In storia è un errore, ma in economia - che ragiona attraverso modelli - si possono elaborare scenari alternativi. Il più favorevole, solo qualche anno fa, prevedeva un'inflazione al 2% in Eurolandia, media però di una dinamica dei prezzi più lenta nei Paesi più deboli - una “svalutazione” reale, nell'impossibilità di una nominale attraverso il cambio - e di una più veloce, - oltre il 2% annuo, quindi - in Germania e negli altri paesi ricchi. La Bundesbank, la banca centrale dei tedeschi, era ben consapevole che questo era il destino dei risparmiatori: tassi reali negativi, esattamente come oggi, forse anche più di oggi.

Le parole di Wolfgang Schäuble, la settimana scorsa e ieri, segnalano allora molte cose: le personali ambizioni elettorali del ministro delle Finanze, i timori dei democristiani verso l'emergere dei populisti euroscettici di Alternative für Deutschland - che hanno raggiunto nelle elezioni di tre Länder risultati a doppia cifra - ma soprattutto il fallimento della “visione” tedesca della politica economica europea.

Non solo e non tanto perché è stata infranta la regola non scritta, ma molto sentita dall'élite ordoliberale tedesca, secondo cui bisogna rispettare l'indipendenza della banca centrale dal mondo politico, a tutela della quale è sceso in campo anche il presidente della Bundesbank Jens Weidmann (che non ama la Bce del quantitative easing). Quella, piuttosto, secondo cui basta che ogni Paese faccia “ordine a casa propria” perché le cose funzionino.

È una visione che, in tempi normali, è stato un disincentivo - insufficiente - per le élites dei paesi partner. Nessun altro, era il messaggio, pagherà per le vostre intemperanze (in genere fiscali), siate dunque rigorosi. In tempi di crisi, per giunta prolungata, quella regola ha manifestato un aspetto inquietante: ha permesso alle élites tedesche di non curarsi delle ricadute delle proprie scelte sui partner. La cosa è diventata evidente per la prima volta in occasione della svalutazione tedesca del 2008. Una svalutazione fiscale, evidentemente: la Germania tagliò i contributi sociali, riducendo così i costi per le imprese, aumentando l'Iva. Le aziende tedesche, più o meno, poterono mantenere fermi i prezzi all'interno e abbassarli all'estero, mentre aumentò il costo dei beni importati.

Non tutti i Paesi poterono seguire la stessa strada: la Francia, che più protestò, lo fece in ritardo con una riforma di Nicolas Sarkozy poi depotenziata prima dell'entrata in vigore da François Hollande.
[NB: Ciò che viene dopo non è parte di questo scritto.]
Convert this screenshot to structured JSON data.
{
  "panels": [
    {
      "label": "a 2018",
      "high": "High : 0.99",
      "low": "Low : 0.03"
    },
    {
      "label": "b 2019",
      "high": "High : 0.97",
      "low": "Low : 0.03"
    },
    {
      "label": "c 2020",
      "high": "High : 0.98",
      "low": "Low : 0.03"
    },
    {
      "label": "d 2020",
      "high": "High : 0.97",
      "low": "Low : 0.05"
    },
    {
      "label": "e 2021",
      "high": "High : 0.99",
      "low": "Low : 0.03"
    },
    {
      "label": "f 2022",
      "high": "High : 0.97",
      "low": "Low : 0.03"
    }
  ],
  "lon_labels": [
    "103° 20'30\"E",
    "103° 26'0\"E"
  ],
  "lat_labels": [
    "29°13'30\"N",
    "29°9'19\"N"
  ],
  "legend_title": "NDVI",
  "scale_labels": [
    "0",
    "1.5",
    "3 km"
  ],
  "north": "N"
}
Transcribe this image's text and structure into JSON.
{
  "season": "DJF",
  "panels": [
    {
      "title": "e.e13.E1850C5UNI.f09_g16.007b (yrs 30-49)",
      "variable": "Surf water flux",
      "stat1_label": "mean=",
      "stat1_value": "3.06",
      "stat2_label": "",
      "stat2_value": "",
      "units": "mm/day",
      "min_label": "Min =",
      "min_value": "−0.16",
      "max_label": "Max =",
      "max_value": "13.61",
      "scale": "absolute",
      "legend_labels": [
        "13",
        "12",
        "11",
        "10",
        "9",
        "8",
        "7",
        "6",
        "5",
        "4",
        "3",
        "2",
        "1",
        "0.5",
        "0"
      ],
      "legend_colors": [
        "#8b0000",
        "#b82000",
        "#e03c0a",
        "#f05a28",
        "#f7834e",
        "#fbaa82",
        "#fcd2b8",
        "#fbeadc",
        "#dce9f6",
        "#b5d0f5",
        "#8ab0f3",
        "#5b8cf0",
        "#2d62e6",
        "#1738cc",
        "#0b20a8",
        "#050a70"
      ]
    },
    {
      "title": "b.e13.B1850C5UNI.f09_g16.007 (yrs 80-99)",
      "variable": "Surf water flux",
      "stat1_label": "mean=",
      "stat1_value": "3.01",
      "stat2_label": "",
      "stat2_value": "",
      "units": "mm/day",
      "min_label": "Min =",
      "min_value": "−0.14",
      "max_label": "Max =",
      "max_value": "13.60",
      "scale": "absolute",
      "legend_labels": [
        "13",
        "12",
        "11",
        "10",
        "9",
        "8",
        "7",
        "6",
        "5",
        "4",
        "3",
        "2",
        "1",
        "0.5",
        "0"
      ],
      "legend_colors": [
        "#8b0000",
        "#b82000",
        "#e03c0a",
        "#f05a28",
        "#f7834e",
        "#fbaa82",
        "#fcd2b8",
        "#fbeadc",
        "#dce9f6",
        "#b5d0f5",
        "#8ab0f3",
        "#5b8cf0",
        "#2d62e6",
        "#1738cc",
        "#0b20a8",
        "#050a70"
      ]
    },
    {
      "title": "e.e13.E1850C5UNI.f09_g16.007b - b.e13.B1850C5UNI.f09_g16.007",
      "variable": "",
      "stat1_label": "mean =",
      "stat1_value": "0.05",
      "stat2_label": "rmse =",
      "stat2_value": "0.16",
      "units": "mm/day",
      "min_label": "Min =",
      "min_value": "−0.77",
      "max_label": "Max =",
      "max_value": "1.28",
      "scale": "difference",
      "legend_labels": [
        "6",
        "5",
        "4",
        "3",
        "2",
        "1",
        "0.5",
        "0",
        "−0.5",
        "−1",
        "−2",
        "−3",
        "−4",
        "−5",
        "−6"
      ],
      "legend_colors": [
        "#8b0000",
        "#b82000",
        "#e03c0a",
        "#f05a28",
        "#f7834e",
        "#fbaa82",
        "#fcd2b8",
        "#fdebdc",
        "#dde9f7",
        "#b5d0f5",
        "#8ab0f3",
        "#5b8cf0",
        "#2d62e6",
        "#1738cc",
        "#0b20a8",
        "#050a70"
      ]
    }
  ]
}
Per altre economie - più in difficoltà - sarebbe stato più complesso, e i risultati non scontati. Soprattutto, l'adozione da parte di tutti della stessa politica avrebbe attenuato di molto gli effetti. Non era dunque la politica di chi avrebbe voluto - ancorché non potesse - “guidare” gli altri.

La cosa stona ancora di più oggi che nessuna grande economia può ignorare le ricadute delle proprie scelte: vale per gli Usa, che è il cuore di un'area informale - a volte chiamata Dollarolandia - e vale per la Germania. Qui - a Berlino, a Francoforte - però, manca la volontà e la stessa cultura per esercitare una difficile leadership in Europa e in Eurolandia.

Proprio le parole di Schäuble (e la parziale, imbarazzata ritrattazione di ieri) mostrano fino a che punto la posizione di Berlino sia astratta, inadeguata alla situazione e puramente strumentale a fini interni. La Germania non è certo l'economia più colpita dai tassi bassi. E non solo perché grazie a essi ha ripreso a investire (+1,5% nel quarto trimestre 2015, dopo lo 0,1% del terzo e il -0,6% del secondo). «La ricchezza finanziaria accumulata delle famiglie tedesche non è particolarmente alta - spiega un'analisi di Gilles Moec di BoA Merril Lynch -. Non sono “più ricchi”, in percentuale del reddito disponibile, di altri europei. In più, il reddito netto medio da interessi è sempre stato debole, per effetto di tassi bassi, anche prima che la Bce avviasse la sua politica straordinaria di espansione monetaria». Qualcun altro ha “sofferto” di più. Chi? «È sulle famiglie italiane - continua Moec - che il calo nei redditi netti da interessi è stato il più incisivo nel periodo».